A Touch Of Paris At Philly's Kimmel Center

Designed by scenic artist Mimi Lien, the 81’-tall Eiffel Tower under the vaulted glass ceiling of The Kimmel Center in Philadelphia was lit by Greg Emetaz, a filmmaker who served as lighting designer for the tower project. “I went to NYU with Mimi,” he says. “I used to do more lighting design and couldn’t resist the idea of an Eiffel Tower.” Built for the Philadelphia International Festival of the Arts (PIFA), which ran April 18-May 1, this mini version of Gustave Eiffel’s iconic 1,063'-tall landmark was so popular it was extended until June 18, attracting large crowds for nightly light shows featuring a range of music from the can-can to Stravinsky’s Firebird.

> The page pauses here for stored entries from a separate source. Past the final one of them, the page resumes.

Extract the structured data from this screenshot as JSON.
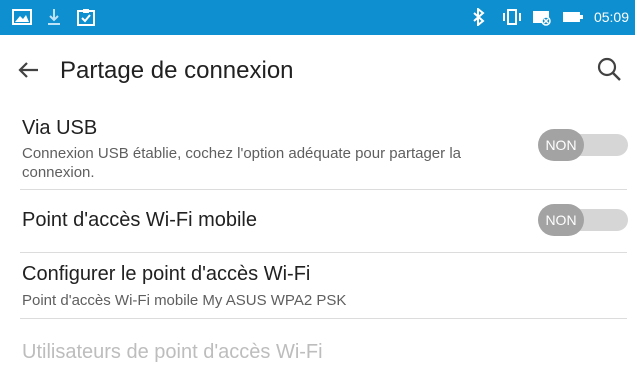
{
  "status_bar": {
    "left_icons": [
      "image-icon",
      "download-icon",
      "clipboard-check-icon"
    ],
    "right_icons": [
      "bluetooth-icon",
      "vibrate-icon",
      "battery-saver-icon",
      "battery-icon"
    ],
    "time": "05:09",
    "background": "#0d8fd0"
  },
  "app_bar": {
    "back_icon": "arrow-left-icon",
    "title": "Partage de connexion",
    "search_icon": "search-icon"
  },
  "settings": [
    {
      "title": "Via USB",
      "summary": "Connexion USB établie, cochez l'option adéquate pour partager la connexion.",
      "switch_label": "NON",
      "switch_on": false
    },
    {
      "title": "Point d'accès Wi-Fi mobile",
      "switch_label": "NON",
      "switch_on": false
    },
    {
      "title": "Configurer le point d'accès Wi-Fi",
      "summary": "Point d'accès Wi-Fi mobile My ASUS WPA2 PSK"
    },
    {
      "title": "Utilisateurs de point d'accès Wi-Fi",
      "enabled": false
    }
  ],
  "colors": {
    "text_primary": "#212121",
    "text_secondary": "#5f5f5f",
    "text_disabled": "#bdbdbd",
    "switch_thumb": "#a3a3a3",
    "switch_track": "#d6d6d6",
    "divider": "#dcdcdc"
  }
}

Proof Productions, Steve McEntee’s custom fabrication shop, built the tower, which was installed from the top down, with the uppermost sections raised in scaffolding to add the lower sections, then covered with incandescent light bulbs. “The original idea was a cage full of Edison bulbs, as if the whole tower was full of light bulbs to create a deconstructed version,” Emetaz explains. “Another idea was to make the glass rotunda seem like one giant Edison bulb with a huge filament, but that wasn’t practical.” Instead, the tower itself became the mega-filament, lighting up the lobby.

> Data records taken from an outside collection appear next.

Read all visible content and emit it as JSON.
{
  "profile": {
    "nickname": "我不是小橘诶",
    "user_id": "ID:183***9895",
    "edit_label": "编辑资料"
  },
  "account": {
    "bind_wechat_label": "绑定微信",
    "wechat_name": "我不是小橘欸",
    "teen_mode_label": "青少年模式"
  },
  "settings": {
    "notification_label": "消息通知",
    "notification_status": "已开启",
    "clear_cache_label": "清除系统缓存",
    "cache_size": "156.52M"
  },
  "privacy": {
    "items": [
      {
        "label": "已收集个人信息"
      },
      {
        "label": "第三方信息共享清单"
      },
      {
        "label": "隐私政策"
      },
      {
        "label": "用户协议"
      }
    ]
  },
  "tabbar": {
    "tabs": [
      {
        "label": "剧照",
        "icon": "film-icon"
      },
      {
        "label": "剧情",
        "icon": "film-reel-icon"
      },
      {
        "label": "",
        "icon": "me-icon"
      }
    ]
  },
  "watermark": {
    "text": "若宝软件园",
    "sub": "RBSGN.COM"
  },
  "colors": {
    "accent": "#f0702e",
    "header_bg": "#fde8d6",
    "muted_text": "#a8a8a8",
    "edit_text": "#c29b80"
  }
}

Emetaz intentionally did not use LEDs. “When people think of Paris, the last thing they think of is LED,” he says. “We didn’t want a space-age feel but wanted warmth in the lighting. I liked the little filaments and wanted them to be real.” As a result, the tower sparkles with almost 6,000 clear Halco 25W 5,000-hour 130V A-lamps, which came on pre-manufactured strands with sockets. The spacing allowed them to be attached to the Tower, either screwed in or zip-tied where the tower is made of wire mesh. Trains, planes, and a Zeppelin on cables moving through the space also evoke turn-of-the-century Paris.

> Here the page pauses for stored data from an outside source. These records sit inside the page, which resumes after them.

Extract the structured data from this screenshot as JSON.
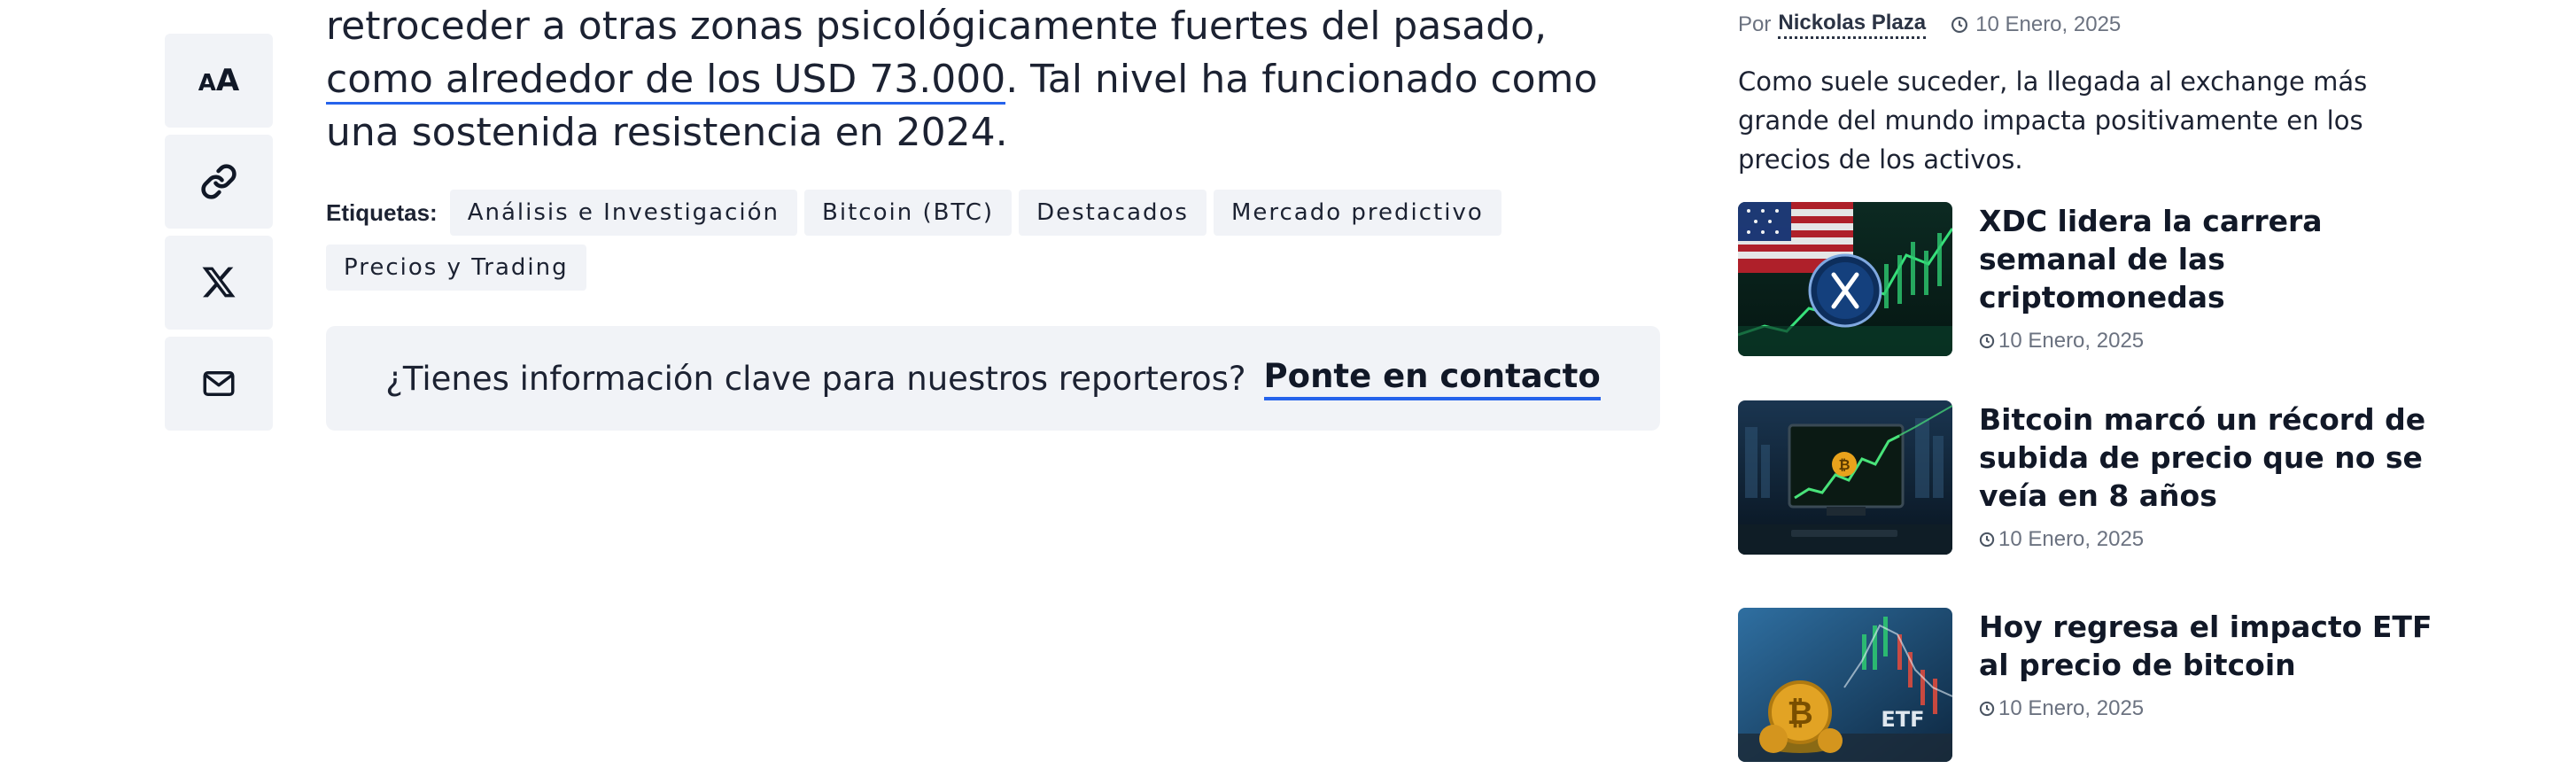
{
  "share": {
    "font_toggle_small": "A",
    "font_toggle_big": "A",
    "icons": [
      "font-size-icon",
      "link-icon",
      "x-logo-icon",
      "mail-icon"
    ]
  },
  "article": {
    "text_before_link": "retroceder a otras zonas psicológicamente fuertes del pasado, ",
    "link_text": "como alrededor de los USD 73.000",
    "text_after_link": ". Tal nivel ha funcionado como una sostenida resistencia en 2024.",
    "tags_label": "Etiquetas:",
    "tags": [
      "Análisis e Investigación",
      "Bitcoin (BTC)",
      "Destacados",
      "Mercado predictivo",
      "Precios y Trading"
    ],
    "contact_question": "¿Tienes información clave para nuestros reporteros?",
    "contact_cta": "Ponte en contacto"
  },
  "sidebar": {
    "by_label": "Por",
    "author": "Nickolas Plaza",
    "date": "10 Enero, 2025",
    "excerpt": "Como suele suceder, la llegada al exchange más grande del mundo impacta positivamente en los precios de los activos.",
    "news": [
      {
        "title": "XDC lidera la carrera semanal de las criptomonedas",
        "date": "10 Enero, 2025",
        "image": "xdc-flag-chart-image"
      },
      {
        "title": "Bitcoin marcó un récord de subida de precio que no se veía en 8 años",
        "date": "10 Enero, 2025",
        "image": "bitcoin-monitor-chart-image"
      },
      {
        "title": "Hoy regresa el impacto ETF al precio de bitcoin",
        "date": "10 Enero, 2025",
        "image": "bitcoin-etf-coins-image",
        "image_text": "ETF"
      }
    ]
  },
  "colors": {
    "accent": "#2563eb",
    "text": "#1c2232",
    "muted": "#6b7280",
    "chip_bg": "#f1f3f7"
  }
}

Dennis Moore, assistant electrician at The Kimmel Center and master electrician for the project, helped with the programming of the light show. “We programmed for about five nights, but only five hours each night from 6-11pm, and had to be quiet if there was a concert going on, so time was limited,” says Emetaz. The show was programmed on the center’s in-house ETC Expression 2 console, with DMX control via Leprecon dimmer packs tucked into the base of the tower and ETC dimmer units on platforms higher up on the structure. “The idea was to be self-contained, rather than run cable throughout the lobby,” notes Emetaz.

“Both Mimi and I felt strongly about no color,” the LD adds. “We wanted to maintain a certain purity about the whole thing, and colored light was not true to that time period. We didn’t want a rock concert look, or the Moulin Rouge, but more like the municipal lighting of the time. Constraints are great, and in this case the constraint was no color.”